Question 4 True / False
The hexatonic pole progression (e.g., C major to Ab minor) sounds smooth because the two chords share several pitch classes in common.
TTrue
FFalse
Answer: False
C major {C, E, G} and Ab minor {Ab, Cb, Eb} share no pitch classes whatsoever. The hexatonic pole pair is the most distant pair within a system precisely because of this zero-common-tone relationship. The smoothness comes from the near-semitonal voice leading enabled by the P transformation within the system — each voice moves by a small interval — not from common tones. This is what makes the hexatonic pole progression so striking: it is harmonically jarring (no shared notes) yet tonally fluid (smooth voice leading).
Question 5 Short Answer
What makes hexatonic systems analytically useful for late 19th-century music, and what does a passage staying within one hexatonic system tell us about that music?
Think about your answer, then reveal below.
Model answer: Hexatonic systems explain smooth harmonic progressions with no diatonic logic — triads with no common tones or diatonic relationship can be adjacent steps in a PL cycle within one system. A passage staying within a single system is harmonically suspended: it moves through a tonally ambiguous region where no pitch center is established, yet the voice leading is smooth and the motion is internally coherent. This helps explain why late Liszt and Wagner can feel simultaneously fluid and destabilizing — the logic operates in neo-Riemannian space, not in tonal key relationships.
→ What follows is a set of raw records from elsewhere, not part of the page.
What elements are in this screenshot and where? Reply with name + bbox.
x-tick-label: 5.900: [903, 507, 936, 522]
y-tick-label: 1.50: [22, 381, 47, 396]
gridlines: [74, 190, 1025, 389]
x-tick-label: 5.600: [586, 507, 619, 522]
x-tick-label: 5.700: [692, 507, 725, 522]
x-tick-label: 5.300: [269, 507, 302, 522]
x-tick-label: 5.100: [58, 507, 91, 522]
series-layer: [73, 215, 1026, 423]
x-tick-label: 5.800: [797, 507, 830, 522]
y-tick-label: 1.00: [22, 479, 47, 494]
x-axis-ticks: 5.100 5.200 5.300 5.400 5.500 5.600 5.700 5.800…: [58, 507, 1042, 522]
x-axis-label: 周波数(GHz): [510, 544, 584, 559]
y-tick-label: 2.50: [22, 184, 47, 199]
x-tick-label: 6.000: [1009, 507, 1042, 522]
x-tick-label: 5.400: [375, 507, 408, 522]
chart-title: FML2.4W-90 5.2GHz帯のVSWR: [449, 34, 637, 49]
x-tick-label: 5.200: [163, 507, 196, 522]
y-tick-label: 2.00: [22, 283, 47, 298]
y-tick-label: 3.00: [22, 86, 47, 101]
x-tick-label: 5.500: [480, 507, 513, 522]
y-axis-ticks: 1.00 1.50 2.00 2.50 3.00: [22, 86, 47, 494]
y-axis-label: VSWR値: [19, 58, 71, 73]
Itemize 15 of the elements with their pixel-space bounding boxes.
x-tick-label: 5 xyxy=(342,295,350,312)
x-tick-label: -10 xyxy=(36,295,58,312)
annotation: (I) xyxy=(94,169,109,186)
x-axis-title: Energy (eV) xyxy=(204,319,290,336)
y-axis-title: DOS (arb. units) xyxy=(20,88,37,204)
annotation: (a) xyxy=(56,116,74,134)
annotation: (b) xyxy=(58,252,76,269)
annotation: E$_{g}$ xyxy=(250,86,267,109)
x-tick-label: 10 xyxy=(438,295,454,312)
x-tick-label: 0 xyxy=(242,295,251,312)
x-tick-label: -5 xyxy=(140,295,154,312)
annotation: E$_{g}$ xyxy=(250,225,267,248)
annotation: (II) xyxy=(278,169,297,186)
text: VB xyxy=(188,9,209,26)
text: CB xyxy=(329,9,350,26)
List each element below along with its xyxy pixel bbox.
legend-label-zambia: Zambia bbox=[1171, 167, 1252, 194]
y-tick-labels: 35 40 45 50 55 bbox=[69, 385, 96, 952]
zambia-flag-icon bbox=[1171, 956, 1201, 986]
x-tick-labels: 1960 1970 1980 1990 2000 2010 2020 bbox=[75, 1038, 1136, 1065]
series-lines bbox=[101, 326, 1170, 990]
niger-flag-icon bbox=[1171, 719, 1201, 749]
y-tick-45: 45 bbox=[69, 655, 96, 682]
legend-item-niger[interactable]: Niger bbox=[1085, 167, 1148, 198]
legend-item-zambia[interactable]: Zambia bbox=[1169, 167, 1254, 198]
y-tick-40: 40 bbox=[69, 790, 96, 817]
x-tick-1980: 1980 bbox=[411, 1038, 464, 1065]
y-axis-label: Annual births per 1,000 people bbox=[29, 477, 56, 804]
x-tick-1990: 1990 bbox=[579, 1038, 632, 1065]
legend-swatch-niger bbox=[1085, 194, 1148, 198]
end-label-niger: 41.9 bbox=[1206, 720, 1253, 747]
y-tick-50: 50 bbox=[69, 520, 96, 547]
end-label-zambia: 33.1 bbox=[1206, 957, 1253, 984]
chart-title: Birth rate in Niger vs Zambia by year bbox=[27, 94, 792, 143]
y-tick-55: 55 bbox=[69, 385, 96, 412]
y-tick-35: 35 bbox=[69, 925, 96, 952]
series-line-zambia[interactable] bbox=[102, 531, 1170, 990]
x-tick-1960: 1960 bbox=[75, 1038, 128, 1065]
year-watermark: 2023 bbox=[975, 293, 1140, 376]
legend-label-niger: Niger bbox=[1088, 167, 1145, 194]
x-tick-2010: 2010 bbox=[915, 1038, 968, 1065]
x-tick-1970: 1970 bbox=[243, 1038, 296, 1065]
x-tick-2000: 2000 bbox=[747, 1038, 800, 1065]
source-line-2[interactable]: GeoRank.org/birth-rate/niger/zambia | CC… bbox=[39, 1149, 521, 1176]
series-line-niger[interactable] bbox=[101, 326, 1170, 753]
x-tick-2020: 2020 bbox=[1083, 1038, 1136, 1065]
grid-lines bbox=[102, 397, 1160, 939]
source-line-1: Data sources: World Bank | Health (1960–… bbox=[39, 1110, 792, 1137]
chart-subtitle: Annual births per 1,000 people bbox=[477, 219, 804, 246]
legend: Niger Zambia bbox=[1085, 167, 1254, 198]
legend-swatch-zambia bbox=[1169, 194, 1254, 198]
Traditional tonal analysis requires identifying keys, modulations, and dominant-tonic motion. But many late Romantic passages resist this — they move between triads with no common-tone or diatonic basis. Hexatonic analysis provides an alternative framework: these passages are navigating a single harmonic region defined by neo-Riemannian closure, not by key. Progressions that cross hexatonic system boundaries mark genuine harmonic ruptures; motion within a system is fluid but tonally weightless.